Points out that it is difficult to record all this data—we’re
asking examiners to do a lot.
Q: what’s the overall state of the academic literature about
the patent system?
Bailey: there’s incredible talent at the PTO.
Sarnoff: fairly good doctrinal scholarship; law and
economics began penetration of empirical methods, increasing significantly.
Clamor for more empirical analysis that is very hard to do. Part of the reason it’s hard to do is that we
need political decisions to collect the data, which has costs. If the political will is there, you’ll see
even more empirical analysis—could be in courts too.
Simcoe: Where costs of data access are low, you’ll see a lot
of scholarship, most of it not great and some fantastic. We’ve had a lot of studies over past 2
decades looking at existing patents changing the institutional regime—valid to
invalid, price to free. Input demand
slopes down: when it becomes more available, it’s more likely to get built on.
We have much less info on up-front incentives—first invention in the chain and
whether/how patent stimulates that. Even
with all the data we want that might be difficult.
Q: ex ante, how do you measure value of patent?

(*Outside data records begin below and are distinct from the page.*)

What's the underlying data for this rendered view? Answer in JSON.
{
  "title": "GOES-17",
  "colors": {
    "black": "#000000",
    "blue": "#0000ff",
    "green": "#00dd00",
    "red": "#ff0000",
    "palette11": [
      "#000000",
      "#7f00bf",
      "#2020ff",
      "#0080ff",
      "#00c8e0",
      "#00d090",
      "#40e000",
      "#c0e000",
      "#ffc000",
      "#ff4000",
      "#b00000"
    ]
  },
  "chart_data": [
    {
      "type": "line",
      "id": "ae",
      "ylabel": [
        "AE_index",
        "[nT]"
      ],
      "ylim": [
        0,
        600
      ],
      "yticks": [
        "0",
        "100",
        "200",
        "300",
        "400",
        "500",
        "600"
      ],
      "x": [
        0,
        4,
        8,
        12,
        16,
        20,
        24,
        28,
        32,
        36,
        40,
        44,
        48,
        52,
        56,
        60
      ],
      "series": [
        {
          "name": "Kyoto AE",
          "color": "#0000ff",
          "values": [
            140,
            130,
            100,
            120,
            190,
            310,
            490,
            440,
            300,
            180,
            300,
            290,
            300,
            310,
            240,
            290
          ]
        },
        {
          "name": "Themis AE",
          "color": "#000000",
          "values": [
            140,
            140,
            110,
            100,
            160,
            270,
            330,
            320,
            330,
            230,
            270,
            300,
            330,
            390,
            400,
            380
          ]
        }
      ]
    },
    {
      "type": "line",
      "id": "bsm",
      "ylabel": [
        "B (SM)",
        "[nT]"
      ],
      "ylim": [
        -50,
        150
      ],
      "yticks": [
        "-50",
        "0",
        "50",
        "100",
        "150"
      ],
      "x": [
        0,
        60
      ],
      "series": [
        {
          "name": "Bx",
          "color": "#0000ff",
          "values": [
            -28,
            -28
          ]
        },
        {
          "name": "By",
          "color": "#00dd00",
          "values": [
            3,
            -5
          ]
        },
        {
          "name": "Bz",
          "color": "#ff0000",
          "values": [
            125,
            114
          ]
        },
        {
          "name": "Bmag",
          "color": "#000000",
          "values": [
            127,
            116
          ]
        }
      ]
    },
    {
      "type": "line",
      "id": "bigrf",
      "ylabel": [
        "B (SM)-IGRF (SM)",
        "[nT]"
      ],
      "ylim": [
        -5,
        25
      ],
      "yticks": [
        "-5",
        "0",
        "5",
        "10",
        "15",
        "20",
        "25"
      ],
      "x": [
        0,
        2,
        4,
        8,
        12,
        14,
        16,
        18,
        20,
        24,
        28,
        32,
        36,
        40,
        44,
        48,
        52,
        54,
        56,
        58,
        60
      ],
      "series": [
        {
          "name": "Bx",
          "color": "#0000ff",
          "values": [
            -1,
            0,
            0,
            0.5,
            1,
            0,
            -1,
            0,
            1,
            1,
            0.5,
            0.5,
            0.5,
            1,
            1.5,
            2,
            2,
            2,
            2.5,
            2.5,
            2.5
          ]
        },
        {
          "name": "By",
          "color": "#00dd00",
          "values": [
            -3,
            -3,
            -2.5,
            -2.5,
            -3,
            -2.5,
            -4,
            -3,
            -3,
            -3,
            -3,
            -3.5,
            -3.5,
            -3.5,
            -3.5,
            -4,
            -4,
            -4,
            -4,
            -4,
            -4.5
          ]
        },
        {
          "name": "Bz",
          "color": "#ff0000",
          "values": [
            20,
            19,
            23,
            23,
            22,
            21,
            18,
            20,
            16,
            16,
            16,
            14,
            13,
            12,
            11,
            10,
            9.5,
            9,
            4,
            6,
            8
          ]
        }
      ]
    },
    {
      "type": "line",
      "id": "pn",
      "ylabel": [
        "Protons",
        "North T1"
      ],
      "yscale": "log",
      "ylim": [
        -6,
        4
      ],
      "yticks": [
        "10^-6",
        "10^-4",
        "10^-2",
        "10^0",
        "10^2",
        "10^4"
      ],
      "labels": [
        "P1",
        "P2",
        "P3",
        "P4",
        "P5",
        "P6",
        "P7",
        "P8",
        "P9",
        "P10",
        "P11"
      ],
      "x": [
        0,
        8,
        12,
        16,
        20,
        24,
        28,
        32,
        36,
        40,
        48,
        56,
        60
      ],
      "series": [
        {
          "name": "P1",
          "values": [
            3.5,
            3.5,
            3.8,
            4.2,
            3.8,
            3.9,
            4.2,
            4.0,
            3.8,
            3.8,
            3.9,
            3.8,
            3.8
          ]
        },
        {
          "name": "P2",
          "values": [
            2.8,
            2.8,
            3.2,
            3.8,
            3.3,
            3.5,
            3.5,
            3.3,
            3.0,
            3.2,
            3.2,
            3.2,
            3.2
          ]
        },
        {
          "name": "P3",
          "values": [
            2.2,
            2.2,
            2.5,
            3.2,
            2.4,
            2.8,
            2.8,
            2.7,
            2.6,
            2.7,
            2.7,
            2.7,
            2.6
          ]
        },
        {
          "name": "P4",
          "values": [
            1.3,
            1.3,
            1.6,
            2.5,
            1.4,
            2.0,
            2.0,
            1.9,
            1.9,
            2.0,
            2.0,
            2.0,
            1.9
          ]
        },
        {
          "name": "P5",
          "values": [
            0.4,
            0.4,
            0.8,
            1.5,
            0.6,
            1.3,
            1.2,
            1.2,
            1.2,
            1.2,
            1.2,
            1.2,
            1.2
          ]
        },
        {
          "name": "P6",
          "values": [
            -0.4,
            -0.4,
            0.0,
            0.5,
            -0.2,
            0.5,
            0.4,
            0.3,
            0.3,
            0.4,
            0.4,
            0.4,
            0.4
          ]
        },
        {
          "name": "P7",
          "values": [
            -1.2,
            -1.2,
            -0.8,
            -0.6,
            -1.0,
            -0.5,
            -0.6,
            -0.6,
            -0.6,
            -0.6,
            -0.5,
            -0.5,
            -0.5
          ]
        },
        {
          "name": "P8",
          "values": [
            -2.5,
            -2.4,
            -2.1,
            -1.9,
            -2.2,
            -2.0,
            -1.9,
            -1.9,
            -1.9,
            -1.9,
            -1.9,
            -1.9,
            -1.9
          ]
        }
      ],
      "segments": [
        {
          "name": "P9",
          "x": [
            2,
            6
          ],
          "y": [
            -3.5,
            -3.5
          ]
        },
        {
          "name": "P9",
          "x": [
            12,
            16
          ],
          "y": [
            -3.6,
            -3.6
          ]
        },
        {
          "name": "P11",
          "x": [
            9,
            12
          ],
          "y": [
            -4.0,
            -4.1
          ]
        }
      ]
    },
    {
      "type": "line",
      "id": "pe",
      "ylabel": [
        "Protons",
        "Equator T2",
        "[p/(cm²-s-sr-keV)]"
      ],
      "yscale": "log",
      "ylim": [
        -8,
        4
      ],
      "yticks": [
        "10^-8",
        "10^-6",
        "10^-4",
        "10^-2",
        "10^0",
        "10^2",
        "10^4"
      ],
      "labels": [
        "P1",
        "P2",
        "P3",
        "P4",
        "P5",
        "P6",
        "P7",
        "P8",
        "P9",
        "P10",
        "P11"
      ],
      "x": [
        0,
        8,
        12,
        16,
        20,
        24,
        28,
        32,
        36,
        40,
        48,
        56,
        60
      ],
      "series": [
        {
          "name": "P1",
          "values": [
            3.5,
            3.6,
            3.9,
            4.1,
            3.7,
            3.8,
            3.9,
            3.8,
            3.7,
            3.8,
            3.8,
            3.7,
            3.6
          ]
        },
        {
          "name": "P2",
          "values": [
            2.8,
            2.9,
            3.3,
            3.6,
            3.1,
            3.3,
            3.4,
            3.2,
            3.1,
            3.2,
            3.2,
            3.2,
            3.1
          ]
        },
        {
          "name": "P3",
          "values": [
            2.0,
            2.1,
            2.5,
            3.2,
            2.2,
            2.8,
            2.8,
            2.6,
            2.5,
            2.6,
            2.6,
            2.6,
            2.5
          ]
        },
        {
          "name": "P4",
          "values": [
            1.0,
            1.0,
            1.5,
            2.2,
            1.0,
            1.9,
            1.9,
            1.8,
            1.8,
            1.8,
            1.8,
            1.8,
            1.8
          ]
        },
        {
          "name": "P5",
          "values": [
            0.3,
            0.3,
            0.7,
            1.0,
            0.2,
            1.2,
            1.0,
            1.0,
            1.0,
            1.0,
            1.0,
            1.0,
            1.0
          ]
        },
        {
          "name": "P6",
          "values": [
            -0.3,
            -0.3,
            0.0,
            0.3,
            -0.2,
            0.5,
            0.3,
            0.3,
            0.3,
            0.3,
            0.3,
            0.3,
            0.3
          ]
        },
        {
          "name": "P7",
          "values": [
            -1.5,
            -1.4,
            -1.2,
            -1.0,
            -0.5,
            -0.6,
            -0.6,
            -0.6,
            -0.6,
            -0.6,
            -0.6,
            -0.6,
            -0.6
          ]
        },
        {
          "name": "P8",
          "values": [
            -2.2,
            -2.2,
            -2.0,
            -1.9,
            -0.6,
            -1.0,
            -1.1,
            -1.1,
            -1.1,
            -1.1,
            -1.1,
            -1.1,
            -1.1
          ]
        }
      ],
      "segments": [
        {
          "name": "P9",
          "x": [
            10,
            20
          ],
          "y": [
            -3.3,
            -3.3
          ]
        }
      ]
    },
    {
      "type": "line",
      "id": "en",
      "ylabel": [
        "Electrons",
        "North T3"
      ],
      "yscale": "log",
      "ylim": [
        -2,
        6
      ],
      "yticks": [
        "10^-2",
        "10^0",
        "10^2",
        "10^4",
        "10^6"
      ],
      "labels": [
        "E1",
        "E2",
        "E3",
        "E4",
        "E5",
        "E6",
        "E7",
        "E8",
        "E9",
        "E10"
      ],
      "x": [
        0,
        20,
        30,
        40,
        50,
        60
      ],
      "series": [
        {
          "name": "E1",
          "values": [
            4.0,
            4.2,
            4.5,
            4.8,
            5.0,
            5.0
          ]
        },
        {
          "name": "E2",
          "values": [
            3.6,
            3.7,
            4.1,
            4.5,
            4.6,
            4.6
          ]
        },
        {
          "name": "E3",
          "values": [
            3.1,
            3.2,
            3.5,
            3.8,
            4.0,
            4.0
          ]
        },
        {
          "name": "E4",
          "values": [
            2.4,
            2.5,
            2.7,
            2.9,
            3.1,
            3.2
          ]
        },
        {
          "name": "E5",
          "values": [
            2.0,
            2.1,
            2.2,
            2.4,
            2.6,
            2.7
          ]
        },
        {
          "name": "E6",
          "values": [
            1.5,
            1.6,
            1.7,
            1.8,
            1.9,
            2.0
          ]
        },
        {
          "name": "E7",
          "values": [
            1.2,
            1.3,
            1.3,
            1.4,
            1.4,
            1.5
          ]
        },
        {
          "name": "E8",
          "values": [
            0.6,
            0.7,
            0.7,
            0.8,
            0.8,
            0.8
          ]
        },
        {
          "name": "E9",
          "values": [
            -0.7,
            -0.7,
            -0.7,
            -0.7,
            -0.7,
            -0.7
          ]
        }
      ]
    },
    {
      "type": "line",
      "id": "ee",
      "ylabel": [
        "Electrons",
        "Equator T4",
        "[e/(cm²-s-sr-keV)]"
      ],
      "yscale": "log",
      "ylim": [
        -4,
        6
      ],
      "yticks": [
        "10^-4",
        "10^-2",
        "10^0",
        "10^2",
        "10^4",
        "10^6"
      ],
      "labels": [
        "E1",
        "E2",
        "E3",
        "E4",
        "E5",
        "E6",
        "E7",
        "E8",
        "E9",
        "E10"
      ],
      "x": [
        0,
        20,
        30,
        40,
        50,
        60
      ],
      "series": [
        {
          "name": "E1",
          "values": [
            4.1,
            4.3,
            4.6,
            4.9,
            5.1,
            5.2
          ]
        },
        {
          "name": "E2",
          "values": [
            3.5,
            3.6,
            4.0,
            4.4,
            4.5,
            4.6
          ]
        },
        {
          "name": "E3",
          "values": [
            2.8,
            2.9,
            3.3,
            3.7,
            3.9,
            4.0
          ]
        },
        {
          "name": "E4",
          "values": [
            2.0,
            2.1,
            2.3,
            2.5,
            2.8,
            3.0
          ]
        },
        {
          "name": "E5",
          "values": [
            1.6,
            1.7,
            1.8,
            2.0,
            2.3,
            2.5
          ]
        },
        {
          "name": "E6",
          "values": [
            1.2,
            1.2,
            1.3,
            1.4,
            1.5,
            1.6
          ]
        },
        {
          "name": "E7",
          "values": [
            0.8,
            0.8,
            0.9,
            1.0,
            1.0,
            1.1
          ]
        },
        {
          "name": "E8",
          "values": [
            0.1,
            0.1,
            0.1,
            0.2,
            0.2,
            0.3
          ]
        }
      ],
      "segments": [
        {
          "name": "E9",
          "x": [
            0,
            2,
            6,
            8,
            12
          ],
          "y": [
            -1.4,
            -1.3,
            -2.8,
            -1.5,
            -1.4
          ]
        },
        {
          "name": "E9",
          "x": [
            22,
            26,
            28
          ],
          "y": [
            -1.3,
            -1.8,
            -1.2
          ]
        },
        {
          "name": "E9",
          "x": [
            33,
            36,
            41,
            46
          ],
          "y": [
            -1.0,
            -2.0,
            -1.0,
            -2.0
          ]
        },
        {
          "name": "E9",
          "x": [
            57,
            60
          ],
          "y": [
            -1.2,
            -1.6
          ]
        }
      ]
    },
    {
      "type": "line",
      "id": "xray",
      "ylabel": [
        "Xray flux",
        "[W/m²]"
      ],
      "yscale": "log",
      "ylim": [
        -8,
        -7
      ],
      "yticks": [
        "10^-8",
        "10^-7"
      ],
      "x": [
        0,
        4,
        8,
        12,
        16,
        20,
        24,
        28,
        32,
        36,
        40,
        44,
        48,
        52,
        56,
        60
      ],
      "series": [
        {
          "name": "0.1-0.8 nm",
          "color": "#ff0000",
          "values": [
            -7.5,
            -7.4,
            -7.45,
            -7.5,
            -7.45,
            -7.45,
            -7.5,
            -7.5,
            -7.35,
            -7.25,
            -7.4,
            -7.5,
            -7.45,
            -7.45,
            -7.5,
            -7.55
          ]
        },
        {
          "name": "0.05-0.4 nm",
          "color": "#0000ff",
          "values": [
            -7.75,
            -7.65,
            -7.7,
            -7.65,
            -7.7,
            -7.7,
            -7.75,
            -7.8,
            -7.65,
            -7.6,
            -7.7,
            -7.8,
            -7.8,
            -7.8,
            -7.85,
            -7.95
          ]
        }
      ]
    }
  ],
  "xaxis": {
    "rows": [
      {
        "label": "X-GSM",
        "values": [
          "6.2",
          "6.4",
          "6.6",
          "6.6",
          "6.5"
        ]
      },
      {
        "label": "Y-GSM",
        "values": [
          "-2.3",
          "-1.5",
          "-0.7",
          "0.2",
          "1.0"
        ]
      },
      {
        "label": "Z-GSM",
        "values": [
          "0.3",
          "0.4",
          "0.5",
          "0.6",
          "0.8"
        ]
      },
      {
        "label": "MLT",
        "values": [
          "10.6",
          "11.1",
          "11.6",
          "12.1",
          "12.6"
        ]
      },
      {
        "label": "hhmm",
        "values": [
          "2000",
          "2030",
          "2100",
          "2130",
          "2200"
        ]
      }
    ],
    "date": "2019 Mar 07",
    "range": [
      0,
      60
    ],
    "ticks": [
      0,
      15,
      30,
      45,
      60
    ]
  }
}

Hegde: more a mental model—litigation increases with
expected benefits, which are a product of value expected x chance you will win
if you litigate. (x risk tolerance, for
example when someone adopts patent litigation as a business model.) Increase in litigation could be driven by any
of these factors (or relative change in payoff from other forms of litigation!),
but no direct way in which he measured.
RT: For Prof. Bailey: are applicant citations incorporated
into the model in any way? I know there’s
reason to think examiners don’t use applicant citations very much. Can you
perform any validity check by what an examiner ultimately might cite in a
rejection or limitation?
Bailey: doesn’t look at application citations; discussed
w/examiners and that’s a little too noisy to use. Also, it would be great to include ultimate
citations but not in the model right now.
Q: what constraints did the PTO put on you? Replicability—can it be repeated by those
outside the PTO, publication review?
Sarnoff: one of the premises of this research is to get the
entire dataset out for replication. These are limited resources; the PTO has
many demands on its time, so more access will be really helpful.
Bailey: 12,000 employees, 8600 examiners. A lot of institutional inertia, not used to
academics floating around. Biggest thing
for him: he was passionate about what he wanted to do, and eventually managed
to interest others. Push to improve
patent quality = he was there at the right time.